The Medicines and Healthcare products Regulatory Agency (MHRA) granted a conditional marketing authorisation to Casgevy (exagamglogene autotemcel), a CRISPR/Cas9 gene-editing therapy for the treatment of sickle cell disease (SCD) and transfusion-dependant beta thalassaemia (TDT). This marks the world’s first regulatory approval of a medicine using CRISPR gene editing.
Casgevy had been awarded an Innovation Passport under the Innovative Licensing and Access Pathway (ILAP) as a result of its addressal of significant unmet medical need. Clinical trials for Casgevy “met their respective primary outcome of becoming free from severe vaso-occlusive crises or transfusion independent for at least 12 consecutive months” as noted by Vertex, a co-developer for Casgevy.

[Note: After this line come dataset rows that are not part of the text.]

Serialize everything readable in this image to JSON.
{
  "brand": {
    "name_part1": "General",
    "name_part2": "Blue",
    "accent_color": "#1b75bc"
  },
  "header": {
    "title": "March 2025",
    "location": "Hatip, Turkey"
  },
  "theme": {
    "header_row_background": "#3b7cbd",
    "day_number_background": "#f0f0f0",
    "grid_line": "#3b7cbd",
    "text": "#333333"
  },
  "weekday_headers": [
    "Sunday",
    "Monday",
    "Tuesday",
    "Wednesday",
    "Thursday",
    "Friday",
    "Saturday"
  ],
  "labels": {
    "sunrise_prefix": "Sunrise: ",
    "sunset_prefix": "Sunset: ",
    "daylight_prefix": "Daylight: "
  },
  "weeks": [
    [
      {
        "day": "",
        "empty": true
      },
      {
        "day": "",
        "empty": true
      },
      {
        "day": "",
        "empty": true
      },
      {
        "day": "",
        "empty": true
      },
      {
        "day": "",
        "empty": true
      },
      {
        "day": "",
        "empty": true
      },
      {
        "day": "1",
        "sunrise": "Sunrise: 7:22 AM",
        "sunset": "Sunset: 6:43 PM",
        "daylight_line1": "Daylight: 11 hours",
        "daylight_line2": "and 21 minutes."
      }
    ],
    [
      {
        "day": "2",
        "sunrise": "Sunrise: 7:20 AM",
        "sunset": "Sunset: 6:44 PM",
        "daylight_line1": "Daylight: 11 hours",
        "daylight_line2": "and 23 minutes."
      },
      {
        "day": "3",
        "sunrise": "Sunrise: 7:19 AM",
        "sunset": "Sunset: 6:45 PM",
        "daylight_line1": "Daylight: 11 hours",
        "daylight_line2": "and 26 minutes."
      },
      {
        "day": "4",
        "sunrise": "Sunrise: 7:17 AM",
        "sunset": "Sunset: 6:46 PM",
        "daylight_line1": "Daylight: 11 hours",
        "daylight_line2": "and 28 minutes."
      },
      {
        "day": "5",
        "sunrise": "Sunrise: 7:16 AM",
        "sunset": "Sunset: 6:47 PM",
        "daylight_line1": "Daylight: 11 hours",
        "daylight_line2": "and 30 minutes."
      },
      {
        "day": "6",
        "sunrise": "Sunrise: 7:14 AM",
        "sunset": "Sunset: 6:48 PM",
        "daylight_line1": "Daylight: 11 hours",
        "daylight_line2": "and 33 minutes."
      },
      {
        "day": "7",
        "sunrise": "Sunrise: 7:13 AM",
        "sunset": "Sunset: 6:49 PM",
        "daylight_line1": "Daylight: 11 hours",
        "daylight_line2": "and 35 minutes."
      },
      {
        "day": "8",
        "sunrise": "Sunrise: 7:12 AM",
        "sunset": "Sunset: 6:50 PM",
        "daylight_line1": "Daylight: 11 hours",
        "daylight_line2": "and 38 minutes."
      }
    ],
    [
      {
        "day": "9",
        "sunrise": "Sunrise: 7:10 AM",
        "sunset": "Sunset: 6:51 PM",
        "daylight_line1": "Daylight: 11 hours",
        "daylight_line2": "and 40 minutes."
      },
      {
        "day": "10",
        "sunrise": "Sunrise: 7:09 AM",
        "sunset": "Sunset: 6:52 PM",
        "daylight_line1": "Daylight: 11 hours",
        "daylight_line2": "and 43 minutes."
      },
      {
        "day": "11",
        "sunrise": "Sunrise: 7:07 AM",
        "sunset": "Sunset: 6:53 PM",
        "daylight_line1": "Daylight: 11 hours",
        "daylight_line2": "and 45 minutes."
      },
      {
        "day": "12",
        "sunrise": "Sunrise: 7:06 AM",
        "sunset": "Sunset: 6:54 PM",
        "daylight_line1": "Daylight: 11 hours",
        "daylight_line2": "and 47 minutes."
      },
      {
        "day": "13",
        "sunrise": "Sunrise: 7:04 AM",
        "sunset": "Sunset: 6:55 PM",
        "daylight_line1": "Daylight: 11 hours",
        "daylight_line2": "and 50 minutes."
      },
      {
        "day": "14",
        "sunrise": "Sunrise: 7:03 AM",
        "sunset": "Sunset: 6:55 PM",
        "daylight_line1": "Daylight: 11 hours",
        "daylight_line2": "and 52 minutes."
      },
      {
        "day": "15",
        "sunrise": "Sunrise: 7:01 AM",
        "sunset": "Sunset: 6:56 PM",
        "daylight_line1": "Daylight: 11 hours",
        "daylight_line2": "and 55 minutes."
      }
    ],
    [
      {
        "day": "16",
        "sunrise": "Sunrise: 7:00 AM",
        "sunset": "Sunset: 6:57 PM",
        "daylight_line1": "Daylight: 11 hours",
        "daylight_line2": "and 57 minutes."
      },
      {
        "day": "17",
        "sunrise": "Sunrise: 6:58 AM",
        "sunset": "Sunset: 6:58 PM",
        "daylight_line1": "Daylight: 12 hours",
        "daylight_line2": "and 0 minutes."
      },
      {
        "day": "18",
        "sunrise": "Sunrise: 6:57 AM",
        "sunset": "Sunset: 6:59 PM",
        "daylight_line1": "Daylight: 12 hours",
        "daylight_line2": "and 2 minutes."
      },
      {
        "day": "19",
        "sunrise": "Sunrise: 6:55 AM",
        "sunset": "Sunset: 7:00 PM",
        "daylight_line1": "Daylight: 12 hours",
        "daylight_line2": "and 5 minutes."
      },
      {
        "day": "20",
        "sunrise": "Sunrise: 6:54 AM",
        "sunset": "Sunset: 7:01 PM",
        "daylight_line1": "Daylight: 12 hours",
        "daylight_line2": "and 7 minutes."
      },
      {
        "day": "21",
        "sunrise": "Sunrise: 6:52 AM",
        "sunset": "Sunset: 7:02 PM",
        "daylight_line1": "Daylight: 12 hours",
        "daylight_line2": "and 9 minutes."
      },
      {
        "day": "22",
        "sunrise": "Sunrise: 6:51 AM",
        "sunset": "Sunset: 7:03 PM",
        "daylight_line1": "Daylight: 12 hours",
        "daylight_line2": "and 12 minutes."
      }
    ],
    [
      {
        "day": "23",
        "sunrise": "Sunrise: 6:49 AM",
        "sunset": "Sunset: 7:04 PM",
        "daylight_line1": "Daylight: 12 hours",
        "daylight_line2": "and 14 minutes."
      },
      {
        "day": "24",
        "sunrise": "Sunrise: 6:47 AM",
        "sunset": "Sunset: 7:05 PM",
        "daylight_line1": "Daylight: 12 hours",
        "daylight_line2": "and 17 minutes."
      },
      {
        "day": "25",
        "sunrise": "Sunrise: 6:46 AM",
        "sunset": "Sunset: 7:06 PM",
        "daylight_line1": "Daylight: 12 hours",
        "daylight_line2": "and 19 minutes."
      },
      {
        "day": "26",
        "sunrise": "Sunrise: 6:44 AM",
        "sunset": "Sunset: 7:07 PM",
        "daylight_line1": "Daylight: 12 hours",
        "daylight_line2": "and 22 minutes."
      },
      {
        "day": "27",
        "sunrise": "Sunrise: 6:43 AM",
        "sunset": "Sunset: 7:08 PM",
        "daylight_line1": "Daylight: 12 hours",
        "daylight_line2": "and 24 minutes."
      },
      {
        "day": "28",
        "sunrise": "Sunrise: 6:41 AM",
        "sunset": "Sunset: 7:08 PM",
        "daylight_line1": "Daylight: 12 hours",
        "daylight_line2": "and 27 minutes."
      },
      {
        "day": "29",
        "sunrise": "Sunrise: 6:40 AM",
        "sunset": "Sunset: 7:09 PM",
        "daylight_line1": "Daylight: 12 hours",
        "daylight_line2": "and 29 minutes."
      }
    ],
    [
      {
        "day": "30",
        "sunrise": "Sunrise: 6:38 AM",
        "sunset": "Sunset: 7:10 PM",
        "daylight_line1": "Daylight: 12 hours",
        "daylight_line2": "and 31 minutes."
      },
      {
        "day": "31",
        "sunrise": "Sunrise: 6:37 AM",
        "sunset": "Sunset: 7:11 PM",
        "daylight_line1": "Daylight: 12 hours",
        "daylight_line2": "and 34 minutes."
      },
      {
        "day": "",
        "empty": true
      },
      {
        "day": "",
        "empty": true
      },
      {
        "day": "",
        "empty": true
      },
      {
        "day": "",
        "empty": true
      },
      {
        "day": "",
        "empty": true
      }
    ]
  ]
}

Julian Beach, Interim Executive Director of Healthcare Quality and Access at the MHRA said: “I am pleased to announce that we have authorised an innovative and first-of-its-kind gene-editing treatment called Casgevy, which in trials has been found to restore healthy haemoglobin production in the majority of participants with sickle-cell disease and transfusion-dependent β -thalassaemia, relieving the symptoms of disease.”
Casgevy has been estimated to be eligible for 2,000 individuals in the UK aged 12 years or older, who are unable to receive a stem cell transplant from a matched donor. This scientific milestone comes a decade after researchers first described how CRISPR could be utilised to alter DNA in genetic medicine.